The Tennessee Supreme Court has ruled that the three-year statute of limitation applies for emotional distess claims arising out of injury to property "inspired by fraud, malice or like motives."
The Trial Court and Court of Appeals affirmed dismissal of the claim for emotional injuries because the lawsuit was not filed within one year. The TSC reversed on this issue, holding that "[t]he gravamen of the Whaleys’ complaint is that the defendants’ actions injured their property, and the damages they sought for emotional distress were “damages aris[ing] wholly as a result of the injury to plaintiffs’ property and not as a result of anything personally done to them.” In other words, the Whaleys’ “claim” for damages for emotional distress was merely an element of their overall claim for damages for the injury to their property and not a stand-alone cause of action.

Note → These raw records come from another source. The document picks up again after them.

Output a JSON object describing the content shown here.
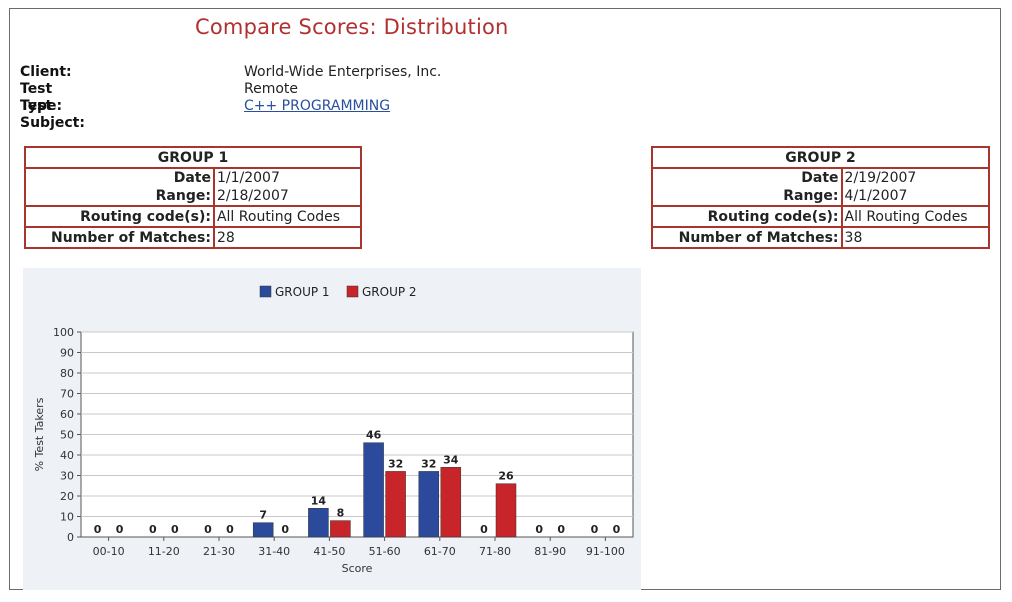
{
  "title": "Compare Scores: Distribution",
  "info": [
    {
      "label": "Client:",
      "value": "World-Wide Enterprises, Inc."
    },
    {
      "label": "Test Type:",
      "value": "Remote"
    },
    {
      "label": "Test Subject:",
      "value": "C++ PROGRAMMING"
    }
  ],
  "groups": [
    {
      "header": "GROUP 1",
      "date_label": "Date",
      "date_value": "1/1/2007",
      "range_label": "Range:",
      "range_value": "2/18/2007",
      "routing_label": "Routing code(s):",
      "routing_value": "All Routing Codes",
      "matches_label": "Number of Matches:",
      "matches_value": "28"
    },
    {
      "header": "GROUP 2",
      "date_label": "Date",
      "date_value": "2/19/2007",
      "range_label": "Range:",
      "range_value": "4/1/2007",
      "routing_label": "Routing code(s):",
      "routing_value": "All Routing Codes",
      "matches_label": "Number of Matches:",
      "matches_value": "38"
    }
  ],
  "chart_data": {
    "type": "bar",
    "categories": [
      "00-10",
      "11-20",
      "21-30",
      "31-40",
      "41-50",
      "51-60",
      "61-70",
      "71-80",
      "81-90",
      "91-100"
    ],
    "series": [
      {
        "name": "GROUP 1",
        "values": [
          0,
          0,
          0,
          7,
          14,
          46,
          32,
          0,
          0,
          0
        ],
        "color": "#2b4a9b"
      },
      {
        "name": "GROUP 2",
        "values": [
          0,
          0,
          0,
          0,
          8,
          32,
          34,
          26,
          0,
          0
        ],
        "color": "#c8252a"
      }
    ],
    "yticks": [
      0,
      10,
      20,
      30,
      40,
      50,
      60,
      70,
      80,
      90,
      100
    ],
    "ylim": [
      0,
      100
    ],
    "xlabel": "Score",
    "ylabel": "% Test Takers",
    "legend": "top-center",
    "grid": true
  }
}
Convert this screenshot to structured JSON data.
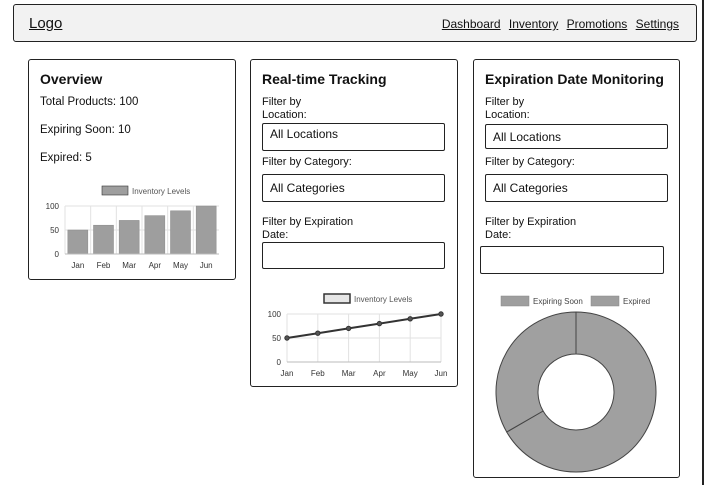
{
  "header": {
    "logo": "Logo",
    "nav": [
      "Dashboard",
      "Inventory",
      "Promotions",
      "Settings"
    ]
  },
  "overview": {
    "title": "Overview",
    "total": "Total Products: 100",
    "expiring": "Expiring Soon: 10",
    "expired": "Expired: 5"
  },
  "tracking": {
    "title": "Real-time Tracking",
    "location_label_1": "Filter by",
    "location_label_2": "Location:",
    "location_value": "All Locations",
    "category_label": "Filter by Category:",
    "category_value": "All Categories",
    "expiration_label_1": "Filter by Expiration",
    "expiration_label_2": "Date:",
    "expiration_value": ""
  },
  "expiration": {
    "title": "Expiration Date Monitoring",
    "location_label_1": "Filter by",
    "location_label_2": "Location:",
    "location_value": "All Locations",
    "category_label": "Filter by Category:",
    "category_value": "All Categories",
    "expiration_label_1": "Filter by Expiration",
    "expiration_label_2": "Date:",
    "expiration_value": ""
  },
  "colors": {
    "border": "#222222",
    "bar": "#9e9e9e",
    "donut": "#a0a0a0"
  },
  "chart_data": [
    {
      "type": "bar",
      "legend": "Inventory Levels",
      "categories": [
        "Jan",
        "Feb",
        "Mar",
        "Apr",
        "May",
        "Jun"
      ],
      "values": [
        50,
        60,
        70,
        80,
        90,
        100
      ],
      "yticks": [
        "0",
        "50",
        "100"
      ],
      "ylim": [
        0,
        100
      ],
      "grid": true
    },
    {
      "type": "line",
      "legend": "Inventory Levels",
      "categories": [
        "Jan",
        "Feb",
        "Mar",
        "Apr",
        "May",
        "Jun"
      ],
      "values": [
        50,
        60,
        70,
        80,
        90,
        100
      ],
      "yticks": [
        "0",
        "50",
        "100"
      ],
      "ylim": [
        0,
        100
      ],
      "grid": true
    },
    {
      "type": "pie",
      "legend": [
        "Expiring Soon",
        "Expired"
      ],
      "values": [
        10,
        5
      ],
      "hole": true
    }
  ]
}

Consequently, the three-year property tort statute of limitations applies, and the intermediate court erred in holding that the one-year personal injury statute of limitations barred the Whaleys’ claim for damages for emotional distress."
Turning to another issue, the Court also held that "the Defendants’ violation of the Shelby County subdivision regulation does not warrant the application of the doctrine of negligence per se." The Court agreed with the Court of Appeals on this issue, and adopted this language from the opinion of the lower appellate court: "these subdivision regulations were enacted largely for reasons related to quality of life, among them, assuring adequate public facilities for residents, minimizing pollution, providing for orderly layout and use of land, protecting the value of land, preventing overcrowding, and assuring effective traffic circulation. The harm alleged by the Whaleys is not a harm the regulations were designed to prevent, but rather, it is an accidental consequence of a [regulation] enacted to prevent other harms to the community and its residents that could be caused by the unregulated subdivision of land."